Presenting potentially the biggest threat to competitive service providers (CSPs) yet from Google Voice, Google has integrated the Web-based calling application into Gmail. Users of Gmail will be able to call any phone directly from the popular Web e-mail application.
Previously, Gmail users could conduct voice chats – essentially, voice calls from a Web interface – but both users had to be at their computers and logged onto Gmail. Now Google Voice can dial any phone number from the Web mail application.
“Calls to the U.S. and Canada will be free for at least the rest of the year," the search giant said on its official blog, “and calls to other countries will be billed at our very low rates." Calls to the U.K., France, Germany, China, Japan and other developed countries will be priced at two cents per minute.

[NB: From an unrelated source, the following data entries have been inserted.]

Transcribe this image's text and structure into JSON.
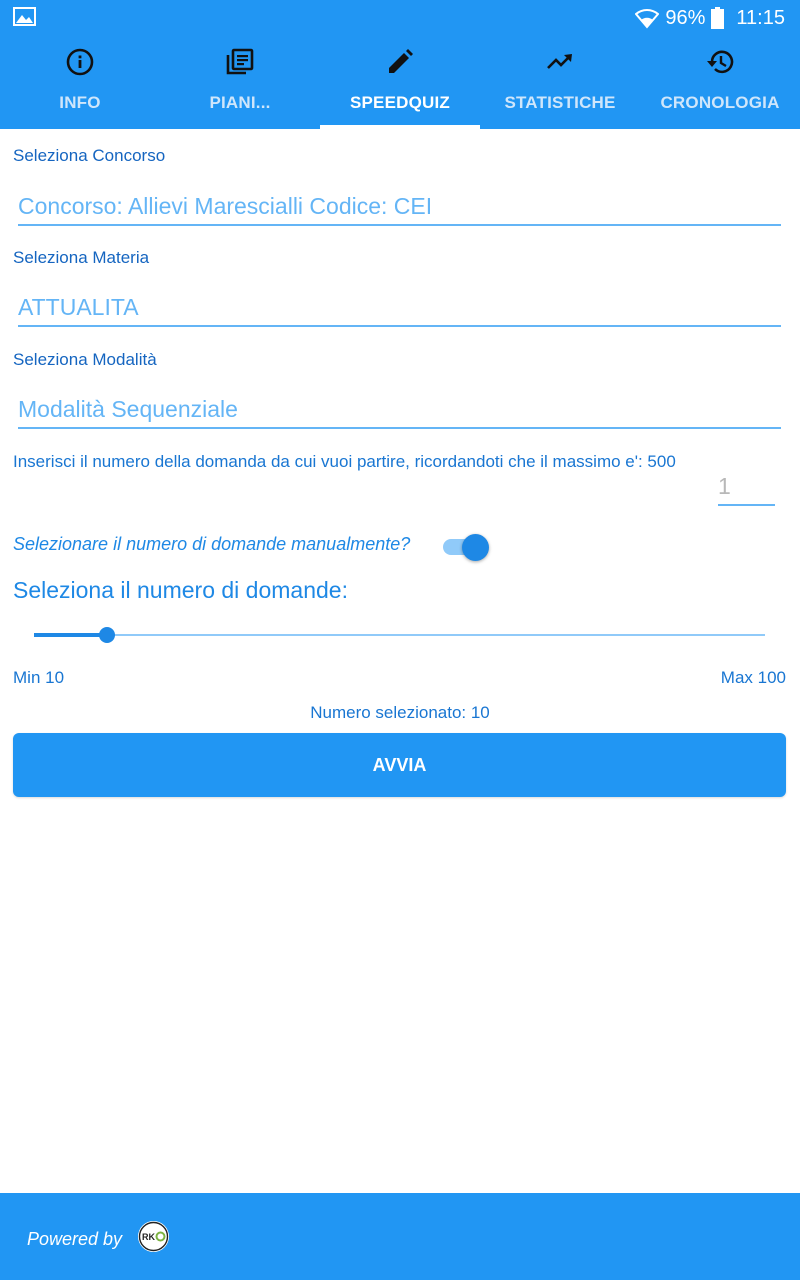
{
  "status": {
    "battery": "96%",
    "time": "11:15",
    "icons": [
      "gallery-icon",
      "wifi-icon",
      "battery-icon"
    ]
  },
  "tabs": [
    {
      "label": "INFO",
      "icon": "info-icon"
    },
    {
      "label": "PIANI...",
      "icon": "library-books-icon"
    },
    {
      "label": "SPEEDQUIZ",
      "icon": "pencil-icon"
    },
    {
      "label": "STATISTICHE",
      "icon": "trending-up-icon"
    },
    {
      "label": "CRONOLOGIA",
      "icon": "history-icon"
    }
  ],
  "active_tab": "SPEEDQUIZ",
  "form": {
    "concorso_label": "Seleziona Concorso",
    "concorso_value": "Concorso: Allievi Marescialli  Codice: CEI",
    "materia_label": "Seleziona Materia",
    "materia_value": "ATTUALITA",
    "modalita_label": "Seleziona Modalità",
    "modalita_value": "Modalità Sequenziale",
    "start_question_text": "Inserisci il numero della domanda da cui vuoi partire, ricordandoti che il  massimo e': 500",
    "start_question_placeholder": "1",
    "manual_question": "Selezionare il numero di domande manualmente?",
    "manual_toggle_on": true,
    "count_heading": "Seleziona il numero di domande:",
    "slider": {
      "min": 10,
      "max": 100,
      "value": 10
    },
    "min_label": "Min 10",
    "max_label": "Max 100",
    "selected_text": "Numero selezionato: 10",
    "start_button": "AVVIA"
  },
  "footer": {
    "powered_by": "Powered by",
    "logo_text": "RK"
  },
  "colors": {
    "primary": "#2196F3",
    "accent": "#1E88E5",
    "field_text": "#64B5F6"
  }
}
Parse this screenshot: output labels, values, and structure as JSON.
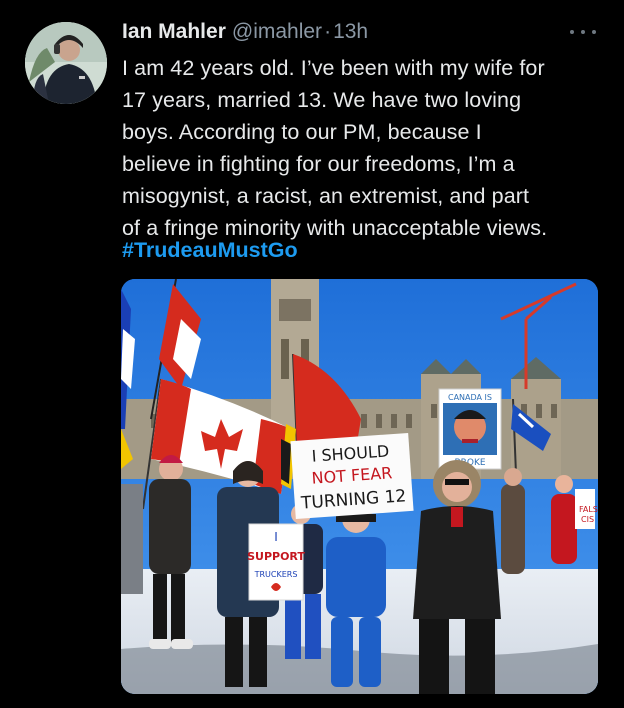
{
  "tweet": {
    "author_name": "Ian Mahler",
    "handle": "@imahler",
    "separator": "·",
    "timestamp": "13h",
    "body_lines": [
      "I am 42 years old. I’ve been with my wife for",
      "17 years, married 13. We have two loving",
      "boys. According to our PM, because I",
      "believe in fighting for our freedoms, I’m a",
      "misogynist, a racist, an extremist, and part",
      "of a fringe minority with unacceptable views."
    ],
    "hashtag": "#TrudeauMustGo"
  },
  "media": {
    "signs": {
      "main_line1": "I SHOULD",
      "main_line2": "NOT FEAR",
      "main_line3": "TURNING 12",
      "left_line1": "I",
      "left_line2": "SUPPORT",
      "left_line3": "TRUCKERS",
      "poster_top": "CANADA IS",
      "poster_bottom": "BROKE",
      "right_partial1": "FALS",
      "right_partial2": "CIS"
    }
  },
  "colors": {
    "background": "#000000",
    "text": "#e7e9ea",
    "muted": "#8b98a5",
    "link": "#1d9bf0",
    "sky": "#2a7de1",
    "flag_red": "#d52b1e"
  },
  "icons": {
    "more": "more-dots-icon"
  }
}
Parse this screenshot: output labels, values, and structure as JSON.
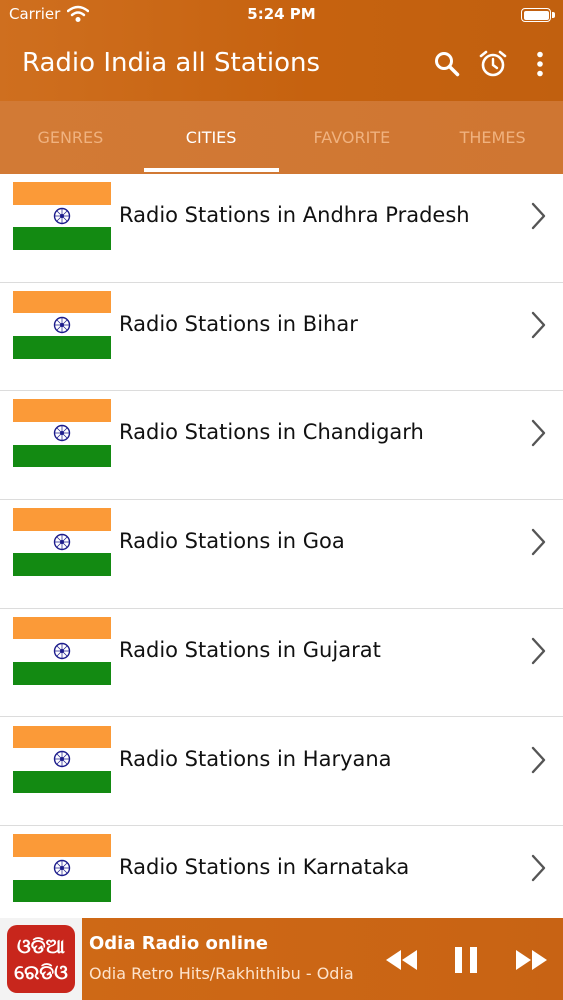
{
  "status_bar": {
    "carrier": "Carrier",
    "time": "5:24 PM"
  },
  "app_bar": {
    "title": "Radio India all Stations",
    "icons": [
      "search-icon",
      "alarm-clock-icon",
      "more-vert-icon"
    ]
  },
  "tabs": [
    {
      "label": "GENRES",
      "active": false
    },
    {
      "label": "CITIES",
      "active": true
    },
    {
      "label": "FAVORITE",
      "active": false
    },
    {
      "label": "THEMES",
      "active": false
    }
  ],
  "list": {
    "items": [
      {
        "label": "Radio Stations in Andhra Pradesh",
        "icon": "india-flag-icon"
      },
      {
        "label": "Radio Stations in Bihar",
        "icon": "india-flag-icon"
      },
      {
        "label": "Radio Stations in Chandigarh",
        "icon": "india-flag-icon"
      },
      {
        "label": "Radio Stations in Goa",
        "icon": "india-flag-icon"
      },
      {
        "label": "Radio Stations in Gujarat",
        "icon": "india-flag-icon"
      },
      {
        "label": "Radio Stations in Haryana",
        "icon": "india-flag-icon"
      },
      {
        "label": "Radio Stations in Karnataka",
        "icon": "india-flag-icon"
      }
    ]
  },
  "player": {
    "logo_line1": "ଓଡିଆ",
    "logo_line2": "ରେଡିଓ",
    "title": "Odia Radio online",
    "subtitle": "Odia Retro Hits/Rakhithibu - Odia",
    "controls": [
      "rewind-icon",
      "pause-icon",
      "fast-forward-icon"
    ]
  },
  "colors": {
    "header": "#c6620f",
    "tab_bar": "#d27a35",
    "flag_saffron": "#fb9a38",
    "flag_green": "#138a12",
    "chakra_blue": "#1c1c8c",
    "player": "#cf6a16",
    "logo_red": "#c8261c"
  }
}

Based on the technology from GrandCentral, acquired by Google in 2007, Google Voice launched in early 2009. While it has attracted millions of users drawn by advanced features like call screening, call forwarding, integration with Google Contacts, and so on, Google Voice has remained the province mostly of VoIP aficionados and other early adopters. The integration into Gmail, one of the world’s most popular free Web-based e-mail applications, with hundreds of millions of users according to Google, could make Voice a much more significant threat to CSPs who offer many of the same services for a fee.
As usual, Google has found an interesting marketing strategy for the service. The company said it will install red, British-style phone booths at select universities and airports over the coming months, to entice casual users to try Voice.
Google Voice has not yet been integrated into the Google Apps version of Gmail, which can be customized for use by businesses. At a press event in San Francisco, Google executives did not specify when that addition will happen.